Ninguém mandará mais do que Renato Portaluppi no clube até dezembro. Ele estava lá em sua cobertura na Prudente de Moraes, Ipanema, vivendo as delícias cariocas e desfrutando o conforto financeiro que seu trabalho lhe proporcionou. Foi chamado, convocado, como queiram. Terá em mãos um grupo de qualidade muito inferior a que havia quando saiu.
Na verdade, Renato está fazendo uma ponte improvável entre o Flamengo, onde foi vice-campeão da Libertadores com qualidade sobrando em todas as posições, e este Grêmio que constrange sua torcida por gastar demais com jogadores de menos. Mesmo assim, com uma folha artificialmente inflada, há qualidade suficiente para que o time jogue mais futebol e não sofra tanto, se comparado a rivais muito inferiores, para subir de volta à Série A.
Se em sua terceira passagem no Grêmio Renato montou times que jogavam bonito sem deixar de competir, na segunda, não. Portaluppi se enquadrou, à época, ao que tinha em mãos e foi vice-campeão brasileiro jogando pragmaticamente. Nunca esteve nem perto do campeão Cruzeiro, mas assegurou vaga direta de Libertadores e reforçou junto à torcida uma justíssima idolatria.
Agora, setembro de 2022, a direção gremista decidiu submeter o clube ao ídolo para se assegurar de que o acesso virá. Partindo do princípio de que a candidatura de Denis Abrahão ruiu por completo, é razoável crer que Alberto Guerra ou Odorico Roman se comprometam, em caso de vitória na eleição presidencial, a permanecer com Renato em 2023.
O treinador enfrentaria, então, cenário de pós-guerra. A qualidade, hoje, seria insuficiente para evitar que o Grêmio abrisse Brasileirão do ano que vem candidato a novo rebaixamento. A capacidade de investimento é limitada se comparada a de Vasco, Cruzeiro e até Bahia, que vêm cacifados por SAF's, onde dinheiro para fazer time de primeira divisão não vai faltar.

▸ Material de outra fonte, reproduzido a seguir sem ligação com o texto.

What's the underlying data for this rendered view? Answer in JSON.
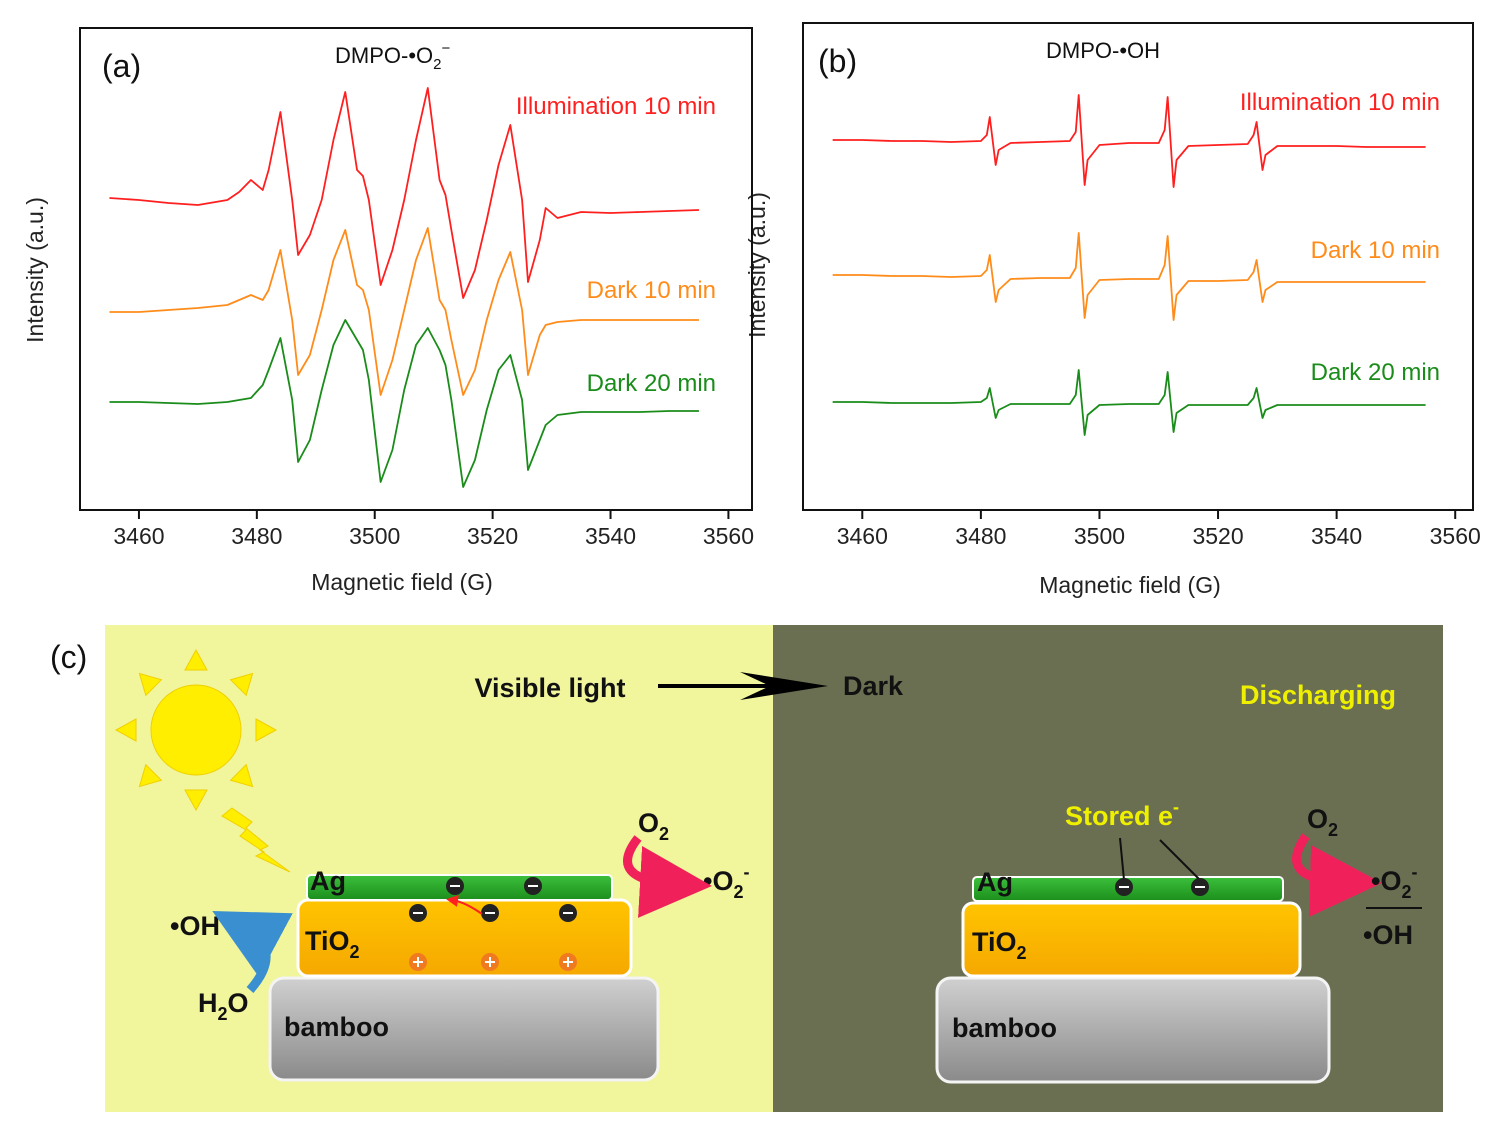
{
  "chart_data": [
    {
      "type": "line",
      "panel_label": "(a)",
      "title": [
        "DMPO-•O",
        "2",
        "−"
      ],
      "x_label": "Magnetic field (G)",
      "y_label": "Intensity (a.u.)",
      "xlim": [
        3450,
        3564
      ],
      "ylim": [
        -10,
        472
      ],
      "xticks": [
        3460,
        3480,
        3500,
        3520,
        3540,
        3560
      ],
      "x": [
        3455,
        3460,
        3465,
        3470,
        3475,
        3477,
        3479,
        3481,
        3482,
        3484,
        3486,
        3487,
        3489,
        3491,
        3493,
        3495,
        3497,
        3498,
        3499,
        3501,
        3503,
        3505,
        3507,
        3509,
        3511,
        3512,
        3513,
        3515,
        3517,
        3519,
        3521,
        3523,
        3525,
        3526,
        3528,
        3529,
        3531,
        3535,
        3540,
        3545,
        3550,
        3555
      ],
      "series": [
        {
          "name": "Illumination 10 min",
          "color": "#ff1f1f",
          "values": [
            302,
            300,
            297,
            295,
            300,
            308,
            320,
            310,
            330,
            388,
            300,
            245,
            265,
            300,
            360,
            408,
            330,
            324,
            300,
            215,
            250,
            300,
            360,
            412,
            320,
            305,
            270,
            202,
            230,
            280,
            335,
            375,
            300,
            218,
            260,
            292,
            282,
            288,
            287,
            288,
            289,
            290
          ]
        },
        {
          "name": "Dark 10 min",
          "color": "#ff8c1a",
          "values": [
            188,
            188,
            190,
            192,
            195,
            200,
            205,
            200,
            210,
            250,
            180,
            125,
            145,
            190,
            240,
            270,
            215,
            210,
            190,
            105,
            140,
            190,
            240,
            272,
            200,
            190,
            160,
            105,
            130,
            180,
            220,
            248,
            190,
            125,
            165,
            175,
            178,
            180,
            180,
            180,
            180,
            180
          ]
        },
        {
          "name": "Dark 20 min",
          "color": "#1a8c1a",
          "values": [
            98,
            98,
            97,
            96,
            98,
            100,
            102,
            115,
            130,
            162,
            100,
            38,
            60,
            110,
            155,
            180,
            160,
            150,
            120,
            18,
            50,
            110,
            155,
            172,
            150,
            135,
            100,
            13,
            40,
            90,
            130,
            145,
            100,
            30,
            60,
            75,
            85,
            88,
            88,
            88,
            89,
            89
          ]
        }
      ]
    },
    {
      "type": "line",
      "panel_label": "(b)",
      "title": [
        "DMPO-•OH"
      ],
      "x_label": "Magnetic field (G)",
      "y_label": "Intensity (a.u.)",
      "xlim": [
        3450,
        3563
      ],
      "ylim": [
        -10,
        477
      ],
      "xticks": [
        3460,
        3480,
        3500,
        3520,
        3540,
        3560
      ],
      "x": [
        3455,
        3460,
        3465,
        3470,
        3475,
        3480,
        3481,
        3481.5,
        3482.5,
        3483,
        3485,
        3490,
        3495,
        3496,
        3496.5,
        3497.5,
        3498,
        3500,
        3505,
        3510,
        3511,
        3511.5,
        3512.5,
        3513,
        3515,
        3520,
        3525,
        3526,
        3526.5,
        3527.5,
        3528,
        3530,
        3535,
        3540,
        3545,
        3550,
        3555
      ],
      "series": [
        {
          "name": "Illumination 10 min",
          "color": "#ff1f1f",
          "values": [
            360,
            360,
            359,
            359,
            358,
            359,
            365,
            383,
            335,
            350,
            357,
            358,
            359,
            368,
            405,
            315,
            340,
            355,
            357,
            357,
            370,
            403,
            313,
            340,
            354,
            355,
            356,
            365,
            378,
            330,
            345,
            354,
            354,
            354,
            353,
            353,
            353
          ]
        },
        {
          "name": "Dark 10 min",
          "color": "#ff8c1a",
          "values": [
            225,
            225,
            224,
            224,
            223,
            224,
            230,
            245,
            198,
            210,
            221,
            222,
            222,
            232,
            267,
            182,
            205,
            220,
            221,
            221,
            235,
            264,
            180,
            205,
            219,
            219,
            220,
            228,
            240,
            198,
            210,
            218,
            218,
            218,
            218,
            218,
            218
          ]
        },
        {
          "name": "Dark 20 min",
          "color": "#1a8c1a",
          "values": [
            98,
            98,
            97,
            97,
            97,
            98,
            102,
            112,
            82,
            90,
            96,
            96,
            96,
            105,
            130,
            65,
            85,
            95,
            96,
            96,
            105,
            128,
            68,
            87,
            95,
            95,
            95,
            102,
            112,
            82,
            90,
            95,
            95,
            95,
            95,
            95,
            95
          ]
        }
      ]
    }
  ],
  "diagram": {
    "panel_label": "(c)",
    "left": {
      "caption": "Visible light",
      "ag": "Ag",
      "tio2": [
        "TiO",
        "2"
      ],
      "bamboo": "bamboo",
      "oh": "•OH",
      "h2o": [
        "H",
        "2",
        "O"
      ],
      "o2": [
        "O",
        "2"
      ],
      "superoxide": [
        "•O",
        "2",
        "-"
      ]
    },
    "right": {
      "caption": "Dark",
      "status": "Discharging",
      "ag": "Ag",
      "tio2": [
        "TiO",
        "2"
      ],
      "bamboo": "bamboo",
      "stored": [
        "Stored e",
        "-"
      ],
      "o2": [
        "O",
        "2"
      ],
      "superoxide": [
        "•O",
        "2",
        "-"
      ],
      "oh": "•OH"
    }
  }
}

Nem estou comparando com a capacidade de investimento de Palmeiras ou Flamengo. Estou evitando até comparar diretamente com a do Inter, que deve ter vaga direta de Libertadores. O futuro imediato do Grêmio, na premissa de que subirá à Série A, recomenda o pragmatismo de montar time para não correr novos riscos no ano que vem.

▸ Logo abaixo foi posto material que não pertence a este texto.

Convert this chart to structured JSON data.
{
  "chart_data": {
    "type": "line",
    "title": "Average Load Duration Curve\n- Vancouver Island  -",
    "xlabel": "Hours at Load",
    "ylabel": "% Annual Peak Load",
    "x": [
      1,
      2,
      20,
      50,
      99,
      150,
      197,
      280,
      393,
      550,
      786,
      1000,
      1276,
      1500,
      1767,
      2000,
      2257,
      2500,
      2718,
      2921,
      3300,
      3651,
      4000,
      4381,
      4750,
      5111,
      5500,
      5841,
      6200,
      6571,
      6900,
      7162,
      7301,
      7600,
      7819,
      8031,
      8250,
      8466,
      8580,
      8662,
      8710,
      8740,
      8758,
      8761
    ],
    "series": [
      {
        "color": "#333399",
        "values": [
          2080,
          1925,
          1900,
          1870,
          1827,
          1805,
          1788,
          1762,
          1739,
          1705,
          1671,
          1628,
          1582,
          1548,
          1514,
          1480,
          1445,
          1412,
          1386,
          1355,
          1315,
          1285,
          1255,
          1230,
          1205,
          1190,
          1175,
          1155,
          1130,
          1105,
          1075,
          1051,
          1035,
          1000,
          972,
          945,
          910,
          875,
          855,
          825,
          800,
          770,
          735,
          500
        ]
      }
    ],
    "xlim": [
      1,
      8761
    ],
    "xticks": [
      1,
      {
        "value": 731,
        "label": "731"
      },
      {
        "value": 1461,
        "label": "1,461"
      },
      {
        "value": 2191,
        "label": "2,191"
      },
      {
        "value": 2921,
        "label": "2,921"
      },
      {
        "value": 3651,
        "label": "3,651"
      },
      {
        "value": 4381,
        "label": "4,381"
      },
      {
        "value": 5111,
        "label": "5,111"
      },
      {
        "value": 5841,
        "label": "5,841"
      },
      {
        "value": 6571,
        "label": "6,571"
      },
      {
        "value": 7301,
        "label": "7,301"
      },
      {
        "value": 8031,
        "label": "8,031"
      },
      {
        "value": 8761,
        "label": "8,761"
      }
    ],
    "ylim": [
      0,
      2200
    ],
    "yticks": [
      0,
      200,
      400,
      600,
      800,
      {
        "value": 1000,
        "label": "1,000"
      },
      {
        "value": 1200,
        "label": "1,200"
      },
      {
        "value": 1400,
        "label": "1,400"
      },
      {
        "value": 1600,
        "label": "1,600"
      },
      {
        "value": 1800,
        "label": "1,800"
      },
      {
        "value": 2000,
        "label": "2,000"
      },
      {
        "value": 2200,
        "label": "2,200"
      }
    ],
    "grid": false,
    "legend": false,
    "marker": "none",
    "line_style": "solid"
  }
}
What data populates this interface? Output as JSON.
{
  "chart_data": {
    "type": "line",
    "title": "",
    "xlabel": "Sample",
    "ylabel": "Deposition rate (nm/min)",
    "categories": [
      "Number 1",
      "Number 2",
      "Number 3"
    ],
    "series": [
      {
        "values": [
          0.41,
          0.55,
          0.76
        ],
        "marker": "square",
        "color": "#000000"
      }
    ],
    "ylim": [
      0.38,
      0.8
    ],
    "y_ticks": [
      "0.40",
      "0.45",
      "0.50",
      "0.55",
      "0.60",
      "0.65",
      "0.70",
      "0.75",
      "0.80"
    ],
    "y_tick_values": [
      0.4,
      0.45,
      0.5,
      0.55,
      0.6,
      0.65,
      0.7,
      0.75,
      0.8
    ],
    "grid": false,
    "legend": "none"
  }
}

Renato, neste contexto, será desafiado a exercer toda competência que amadureceu nos últimos anos não só em gestão de grupo, mas em inteligência tática para formatar equipe competitiva. O Grêmio terá que atacar uma debilidade física que impressiona à esta altura da Série B, bem como lesões repetidas que a todos intrigam há bastante tempo na Arena.
Renato gosta de ter voz ativa em todas as áreas. É só lembrar a entrevista que deu travestido de vice de futebol quando, ao microfone, proibiu boletins médicos de jogadores lesionados. Do jeito que foi chamado para salvador, seu poder agora e depois será daí para mais. Terá poderes de rei, o que em nada surpreende porque, afinal, se trata de um "Rei nato".